Дубинин воспринимал рассказ старухи как сказку и поэтому не видел ничего предосудительного в насмешливом тоне, которым задал этот вопрос. Чем-то вся эта стройная и причесанная болтовня, которая тем не менее была обычной профанацией, напоминала ему лекции по международному праву, курс которых он прослушал, будучи студентом университета, – его преподаватель был мастером слова и любил сбивать аудиторию с толку, выдавая собственные выдумки за исторические факты. При этом каждый его подобный рассказ получался таким захватывающим и интересным, что будущие журналисты, зная уже о склонности лектора к сочинительству, с таким удовольствием съедали каждую его очередную байку, что периодически даже просили добавки. Карлу понадобилось несколько лет, чтобы понять смысл этих историй – в каждой из них под слоем фантастики была спрятана та информация, ради которой все и затевалось. Затею преподаватель реализовывал с таким мастерством, что большую часть его рассказов молодой человек помнил до сих пор наизусть.
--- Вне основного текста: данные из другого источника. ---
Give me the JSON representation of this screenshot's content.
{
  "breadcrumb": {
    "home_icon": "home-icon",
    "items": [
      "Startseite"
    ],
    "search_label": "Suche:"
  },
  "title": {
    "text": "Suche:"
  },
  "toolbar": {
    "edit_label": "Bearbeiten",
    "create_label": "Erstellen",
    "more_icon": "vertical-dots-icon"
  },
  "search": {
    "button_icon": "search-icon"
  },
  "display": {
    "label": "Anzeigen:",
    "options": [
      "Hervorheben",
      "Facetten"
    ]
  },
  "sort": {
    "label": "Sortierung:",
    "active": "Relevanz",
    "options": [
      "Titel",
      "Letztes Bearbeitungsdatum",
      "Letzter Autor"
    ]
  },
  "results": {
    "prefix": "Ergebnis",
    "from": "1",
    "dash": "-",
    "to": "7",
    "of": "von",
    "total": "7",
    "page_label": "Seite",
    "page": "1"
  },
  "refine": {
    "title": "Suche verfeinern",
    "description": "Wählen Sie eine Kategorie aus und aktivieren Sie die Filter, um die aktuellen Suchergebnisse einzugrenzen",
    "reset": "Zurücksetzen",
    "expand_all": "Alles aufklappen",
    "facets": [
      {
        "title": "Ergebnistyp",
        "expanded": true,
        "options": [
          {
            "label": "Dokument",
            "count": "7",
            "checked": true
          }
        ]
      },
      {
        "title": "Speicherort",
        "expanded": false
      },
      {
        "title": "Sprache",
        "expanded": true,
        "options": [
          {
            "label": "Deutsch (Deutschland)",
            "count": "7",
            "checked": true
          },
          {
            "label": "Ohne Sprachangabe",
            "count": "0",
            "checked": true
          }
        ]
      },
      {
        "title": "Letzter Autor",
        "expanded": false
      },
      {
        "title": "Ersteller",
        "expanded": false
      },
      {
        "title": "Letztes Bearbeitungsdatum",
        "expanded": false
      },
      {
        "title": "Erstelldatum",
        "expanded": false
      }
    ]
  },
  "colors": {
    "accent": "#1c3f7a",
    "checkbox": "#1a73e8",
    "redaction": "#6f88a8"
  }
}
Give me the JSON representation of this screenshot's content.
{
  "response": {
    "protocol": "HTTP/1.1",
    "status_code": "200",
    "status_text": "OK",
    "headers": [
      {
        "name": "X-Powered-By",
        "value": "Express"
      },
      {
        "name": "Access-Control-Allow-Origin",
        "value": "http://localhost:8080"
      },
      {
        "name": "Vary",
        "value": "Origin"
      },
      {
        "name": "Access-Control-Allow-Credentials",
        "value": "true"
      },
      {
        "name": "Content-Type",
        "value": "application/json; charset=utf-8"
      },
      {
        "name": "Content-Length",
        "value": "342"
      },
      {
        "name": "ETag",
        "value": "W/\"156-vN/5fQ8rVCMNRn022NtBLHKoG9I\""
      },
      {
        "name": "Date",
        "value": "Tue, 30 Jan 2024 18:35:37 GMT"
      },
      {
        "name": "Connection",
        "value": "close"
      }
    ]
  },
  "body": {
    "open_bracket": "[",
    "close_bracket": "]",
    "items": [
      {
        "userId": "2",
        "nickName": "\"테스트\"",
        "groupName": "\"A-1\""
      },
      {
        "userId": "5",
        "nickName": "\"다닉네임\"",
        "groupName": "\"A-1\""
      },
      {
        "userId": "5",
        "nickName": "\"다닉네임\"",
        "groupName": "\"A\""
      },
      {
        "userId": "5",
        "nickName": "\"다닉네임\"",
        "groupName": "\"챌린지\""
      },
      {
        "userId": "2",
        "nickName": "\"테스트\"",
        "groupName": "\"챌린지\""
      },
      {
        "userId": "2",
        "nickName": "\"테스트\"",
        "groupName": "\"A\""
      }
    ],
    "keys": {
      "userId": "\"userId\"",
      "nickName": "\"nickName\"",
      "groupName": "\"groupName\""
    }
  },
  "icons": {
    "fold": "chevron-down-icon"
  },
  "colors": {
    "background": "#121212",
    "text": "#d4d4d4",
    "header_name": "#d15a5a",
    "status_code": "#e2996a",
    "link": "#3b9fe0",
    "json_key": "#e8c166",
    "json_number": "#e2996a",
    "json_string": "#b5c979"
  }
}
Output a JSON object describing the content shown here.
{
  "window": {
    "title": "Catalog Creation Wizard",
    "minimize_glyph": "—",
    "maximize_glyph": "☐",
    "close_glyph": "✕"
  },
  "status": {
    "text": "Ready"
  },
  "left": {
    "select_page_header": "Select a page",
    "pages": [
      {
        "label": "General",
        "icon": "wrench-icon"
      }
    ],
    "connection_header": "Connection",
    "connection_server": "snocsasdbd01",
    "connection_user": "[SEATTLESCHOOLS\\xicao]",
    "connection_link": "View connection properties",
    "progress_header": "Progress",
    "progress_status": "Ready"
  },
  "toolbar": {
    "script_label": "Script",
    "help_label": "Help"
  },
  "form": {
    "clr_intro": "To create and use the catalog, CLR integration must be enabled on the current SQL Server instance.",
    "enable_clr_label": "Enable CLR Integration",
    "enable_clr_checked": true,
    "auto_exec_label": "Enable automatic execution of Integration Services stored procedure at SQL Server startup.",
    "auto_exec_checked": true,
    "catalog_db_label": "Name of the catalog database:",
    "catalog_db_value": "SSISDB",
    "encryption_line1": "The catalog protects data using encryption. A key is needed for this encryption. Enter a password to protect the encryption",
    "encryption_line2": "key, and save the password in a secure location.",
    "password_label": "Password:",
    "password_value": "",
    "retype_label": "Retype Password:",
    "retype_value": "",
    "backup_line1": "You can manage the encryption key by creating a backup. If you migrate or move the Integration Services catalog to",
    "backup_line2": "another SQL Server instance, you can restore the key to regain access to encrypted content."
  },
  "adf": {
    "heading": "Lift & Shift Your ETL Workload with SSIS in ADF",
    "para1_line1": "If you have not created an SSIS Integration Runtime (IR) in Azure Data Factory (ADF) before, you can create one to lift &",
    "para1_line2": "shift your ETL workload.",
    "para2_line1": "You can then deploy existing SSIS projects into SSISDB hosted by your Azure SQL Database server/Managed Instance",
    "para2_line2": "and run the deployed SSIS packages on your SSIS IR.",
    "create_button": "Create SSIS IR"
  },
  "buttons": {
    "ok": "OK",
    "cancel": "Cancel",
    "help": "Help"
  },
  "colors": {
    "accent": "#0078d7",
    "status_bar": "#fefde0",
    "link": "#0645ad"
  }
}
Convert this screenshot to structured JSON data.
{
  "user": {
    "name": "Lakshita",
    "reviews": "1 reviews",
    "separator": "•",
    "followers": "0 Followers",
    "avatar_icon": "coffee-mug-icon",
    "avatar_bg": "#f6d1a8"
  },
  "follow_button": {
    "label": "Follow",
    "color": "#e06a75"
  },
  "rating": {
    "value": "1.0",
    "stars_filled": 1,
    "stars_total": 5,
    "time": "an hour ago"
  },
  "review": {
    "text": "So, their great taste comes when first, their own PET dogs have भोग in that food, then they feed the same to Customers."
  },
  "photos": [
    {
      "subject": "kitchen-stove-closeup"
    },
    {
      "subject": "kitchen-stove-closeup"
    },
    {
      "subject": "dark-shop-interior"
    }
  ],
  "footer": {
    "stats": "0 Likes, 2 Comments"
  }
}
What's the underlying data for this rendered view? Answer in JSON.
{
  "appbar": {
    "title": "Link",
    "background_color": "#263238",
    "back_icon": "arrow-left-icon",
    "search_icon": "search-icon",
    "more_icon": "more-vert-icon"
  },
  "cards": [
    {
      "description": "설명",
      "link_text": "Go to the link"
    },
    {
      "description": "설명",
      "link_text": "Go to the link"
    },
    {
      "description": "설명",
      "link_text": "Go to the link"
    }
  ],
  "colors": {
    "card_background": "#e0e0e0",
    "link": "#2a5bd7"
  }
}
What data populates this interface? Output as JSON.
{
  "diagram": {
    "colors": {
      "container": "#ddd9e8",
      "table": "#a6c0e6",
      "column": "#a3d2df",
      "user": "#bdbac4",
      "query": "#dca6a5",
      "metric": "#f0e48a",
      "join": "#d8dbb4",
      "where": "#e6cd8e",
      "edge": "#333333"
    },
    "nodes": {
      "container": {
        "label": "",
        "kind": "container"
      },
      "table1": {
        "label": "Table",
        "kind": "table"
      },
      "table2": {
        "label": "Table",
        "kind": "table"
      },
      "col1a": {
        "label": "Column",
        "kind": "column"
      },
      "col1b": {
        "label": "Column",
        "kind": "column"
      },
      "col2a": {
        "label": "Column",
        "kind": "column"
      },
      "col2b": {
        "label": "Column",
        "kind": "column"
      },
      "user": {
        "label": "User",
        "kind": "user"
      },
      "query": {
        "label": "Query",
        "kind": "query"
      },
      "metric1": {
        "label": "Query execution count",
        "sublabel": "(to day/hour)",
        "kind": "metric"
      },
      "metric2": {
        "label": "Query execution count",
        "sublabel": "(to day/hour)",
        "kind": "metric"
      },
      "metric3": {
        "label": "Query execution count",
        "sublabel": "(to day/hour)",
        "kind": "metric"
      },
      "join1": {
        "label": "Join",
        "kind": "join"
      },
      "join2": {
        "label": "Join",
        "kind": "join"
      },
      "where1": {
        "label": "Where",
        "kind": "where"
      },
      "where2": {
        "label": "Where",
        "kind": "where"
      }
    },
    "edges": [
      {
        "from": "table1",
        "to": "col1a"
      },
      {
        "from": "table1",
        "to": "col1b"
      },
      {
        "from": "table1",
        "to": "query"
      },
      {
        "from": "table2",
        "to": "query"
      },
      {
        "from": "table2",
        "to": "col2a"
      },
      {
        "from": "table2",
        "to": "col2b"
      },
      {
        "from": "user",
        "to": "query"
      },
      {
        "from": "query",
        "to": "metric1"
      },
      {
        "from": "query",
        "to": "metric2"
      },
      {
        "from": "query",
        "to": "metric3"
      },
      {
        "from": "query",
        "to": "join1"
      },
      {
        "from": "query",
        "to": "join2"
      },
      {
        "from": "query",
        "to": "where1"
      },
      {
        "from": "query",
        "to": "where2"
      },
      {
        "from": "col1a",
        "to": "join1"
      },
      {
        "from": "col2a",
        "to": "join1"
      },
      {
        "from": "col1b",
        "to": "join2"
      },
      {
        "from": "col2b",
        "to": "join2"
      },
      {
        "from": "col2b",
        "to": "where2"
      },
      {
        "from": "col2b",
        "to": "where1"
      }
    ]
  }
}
– Именно так, – кивнула Мария Степановна, прерывая цепочку приятных воспоминаний, нахлынувших на собеседника. – Итак, он приезжает и покупает дом где-нибудь в сельской местности. В том, зачем ему это понадобилось, мы разбираться не будем. И вот – он живет среди простого народа, постепенно ассимилируясь и стараясь не привлекать к себе лишнего внимания. Но де Бо – это не совсем местная фамилия, и со временем она трансформируется, приобретая самые причудливые формы. Вы ведь журналист и, наверное, имеете определенное представление о семантике, верно? Значит, вам не будет сложно проследить путь от де Бо до Дубинина.
– Да, конечно. – Карл рассмеялся, представив себя в роли этого таинственного французского дворянина. – Простите, не смог удержаться. Хорошо, я не против – можете называть меня как вам угодно. Так о чем вы хотели со мной поговорить? Вряд ли речь шла только о моей фамилии, не так ли?
Прежде чем ответить, рассказчица некоторое время рассматривала молодого человека, словно оценивая его, а потом, порывшись в сумочке, которую держала в руках, вытащила оттуда пачку старых фотографий, перевязанных старой, выцветшей от времени лентой.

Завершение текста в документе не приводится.